Depressive Symptomatology Following Interdisciplinary Palliative Rehabilitation: Mechanisms of Change and Longitudinal Course

Title: Depressive Symptomatology Following Interdisciplinary Palliative Rehabilitation: Mechanisms of Change and Longitudinal Course
Authors: Feldstain, Andrea
Date: 2015
Abstract: Patients with advanced cancer (PWAC) are living months-years longer. With advances in oncological care, their illness can be considered chronic rather than terminal. This population of survivors emerged within the last two decades and their needs are not well understood nor are appropriate resources available. A particular concern is depression. Both clinical and subclinical depressive symptomatology can impede functioning and quality of life (QOL).
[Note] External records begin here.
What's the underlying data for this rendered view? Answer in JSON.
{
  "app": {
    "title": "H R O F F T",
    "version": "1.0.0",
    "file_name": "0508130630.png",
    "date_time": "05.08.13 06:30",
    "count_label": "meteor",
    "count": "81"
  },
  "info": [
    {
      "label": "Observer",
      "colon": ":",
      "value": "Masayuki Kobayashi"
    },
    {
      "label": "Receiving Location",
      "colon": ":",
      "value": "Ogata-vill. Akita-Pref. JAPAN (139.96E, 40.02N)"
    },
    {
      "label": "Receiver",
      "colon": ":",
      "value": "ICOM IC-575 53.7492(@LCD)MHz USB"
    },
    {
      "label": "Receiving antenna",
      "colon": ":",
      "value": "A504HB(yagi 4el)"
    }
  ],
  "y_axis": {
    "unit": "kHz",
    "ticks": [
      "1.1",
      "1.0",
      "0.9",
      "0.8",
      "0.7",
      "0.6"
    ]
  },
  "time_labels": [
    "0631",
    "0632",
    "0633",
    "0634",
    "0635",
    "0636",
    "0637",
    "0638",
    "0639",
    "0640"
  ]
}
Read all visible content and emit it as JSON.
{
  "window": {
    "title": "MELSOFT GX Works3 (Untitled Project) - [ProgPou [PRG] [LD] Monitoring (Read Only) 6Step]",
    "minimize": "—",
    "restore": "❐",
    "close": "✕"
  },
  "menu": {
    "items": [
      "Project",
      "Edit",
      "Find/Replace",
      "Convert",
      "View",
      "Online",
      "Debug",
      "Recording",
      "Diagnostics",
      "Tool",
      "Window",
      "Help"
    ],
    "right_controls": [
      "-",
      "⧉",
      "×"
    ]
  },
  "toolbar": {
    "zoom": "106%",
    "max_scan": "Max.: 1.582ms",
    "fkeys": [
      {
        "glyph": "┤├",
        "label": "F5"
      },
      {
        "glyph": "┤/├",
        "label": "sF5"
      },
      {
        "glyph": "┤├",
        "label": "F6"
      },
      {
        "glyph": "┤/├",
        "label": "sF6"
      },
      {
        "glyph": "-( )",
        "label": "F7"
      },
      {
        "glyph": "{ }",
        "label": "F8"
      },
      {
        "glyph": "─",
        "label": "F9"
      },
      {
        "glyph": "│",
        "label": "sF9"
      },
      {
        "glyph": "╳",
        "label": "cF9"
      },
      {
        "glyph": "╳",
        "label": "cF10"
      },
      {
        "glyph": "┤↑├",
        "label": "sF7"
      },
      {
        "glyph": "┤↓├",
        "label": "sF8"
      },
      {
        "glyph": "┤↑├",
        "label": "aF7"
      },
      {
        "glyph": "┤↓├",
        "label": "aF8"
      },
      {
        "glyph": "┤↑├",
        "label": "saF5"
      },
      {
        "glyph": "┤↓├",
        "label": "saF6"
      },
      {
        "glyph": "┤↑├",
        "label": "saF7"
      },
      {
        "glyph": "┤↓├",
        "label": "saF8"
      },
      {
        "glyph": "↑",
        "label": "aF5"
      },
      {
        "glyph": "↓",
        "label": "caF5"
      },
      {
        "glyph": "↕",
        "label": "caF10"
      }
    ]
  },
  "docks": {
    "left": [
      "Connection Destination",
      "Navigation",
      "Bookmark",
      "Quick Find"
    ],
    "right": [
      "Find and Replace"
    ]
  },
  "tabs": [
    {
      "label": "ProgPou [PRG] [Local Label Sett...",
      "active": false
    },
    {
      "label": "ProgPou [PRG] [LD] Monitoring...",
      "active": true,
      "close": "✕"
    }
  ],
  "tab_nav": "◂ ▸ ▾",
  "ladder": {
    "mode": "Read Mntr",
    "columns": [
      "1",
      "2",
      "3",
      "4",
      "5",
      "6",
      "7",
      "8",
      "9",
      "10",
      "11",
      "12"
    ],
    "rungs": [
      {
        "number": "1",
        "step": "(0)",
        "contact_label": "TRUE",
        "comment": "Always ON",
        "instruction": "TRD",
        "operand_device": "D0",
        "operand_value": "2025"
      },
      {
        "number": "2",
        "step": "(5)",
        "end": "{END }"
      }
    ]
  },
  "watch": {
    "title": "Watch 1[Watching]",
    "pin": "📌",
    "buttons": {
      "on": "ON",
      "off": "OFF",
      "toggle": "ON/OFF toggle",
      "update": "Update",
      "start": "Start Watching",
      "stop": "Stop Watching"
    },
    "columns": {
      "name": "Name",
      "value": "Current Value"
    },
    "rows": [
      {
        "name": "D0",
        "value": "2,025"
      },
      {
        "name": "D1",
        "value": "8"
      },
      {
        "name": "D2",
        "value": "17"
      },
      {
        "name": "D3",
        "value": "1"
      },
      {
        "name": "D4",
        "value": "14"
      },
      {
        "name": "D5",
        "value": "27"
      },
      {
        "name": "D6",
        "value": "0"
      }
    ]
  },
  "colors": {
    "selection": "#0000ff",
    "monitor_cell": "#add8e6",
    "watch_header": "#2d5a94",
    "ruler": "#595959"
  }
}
Using secondary clinical data from a palliative rehabilitation program (PRP), the thesis objectives were to a) examine pre-post changes in functioning and QOL, b) examine the mechanisms of change in depressive symptomatology, and c) examine the longitudinal course of depressive symptomatology. Study 1 examined pre-post changes in QOL and functioning. Outcomes from 67 PRP patients were analyzed using paired t-tests. Results revealed ameliorations in the majority of domains (e.g. physical functioning, malnutrition) including self-reported “depression.” These results counter the existing literature that has shown that these typically stay stable until one month before death, when they drastically worsen. This begins to support that rehabilitation may be beneficial for PWAC. Study 2 focused on the finding that depression scores decreased. Changes in systemic inflammation, exercise, and general self-efficacy (GSE) from 80 PRP patients were examined as predictors of change in depressive symptomatology using a hierarchical linear regression. The model accounted for 15% of change in depression symptomatology, and GSE was the only significant predictor. This suggests that a GSE theoretical framework may be helpful in reducing depressive symptomatology in interdisciplinary palliative rehabilitation. Study 3 focused on longitudinal depressive symptomatology. Three-month follow-up data from 80 patients were analyzed using a repeated measures ANOVA for continuous data and a Cochrane’s Q analysis for grouped data. Results revealed that patients maintained reduced scores at follow-up. This counters the existing literature, in which longitudinal maintenance is poor following exercise-based interventions. Therefore, PRP may offer something beyond what other published interventions have previously. These finding will be discussed in the context of other existing literatures and the implications will be discussed.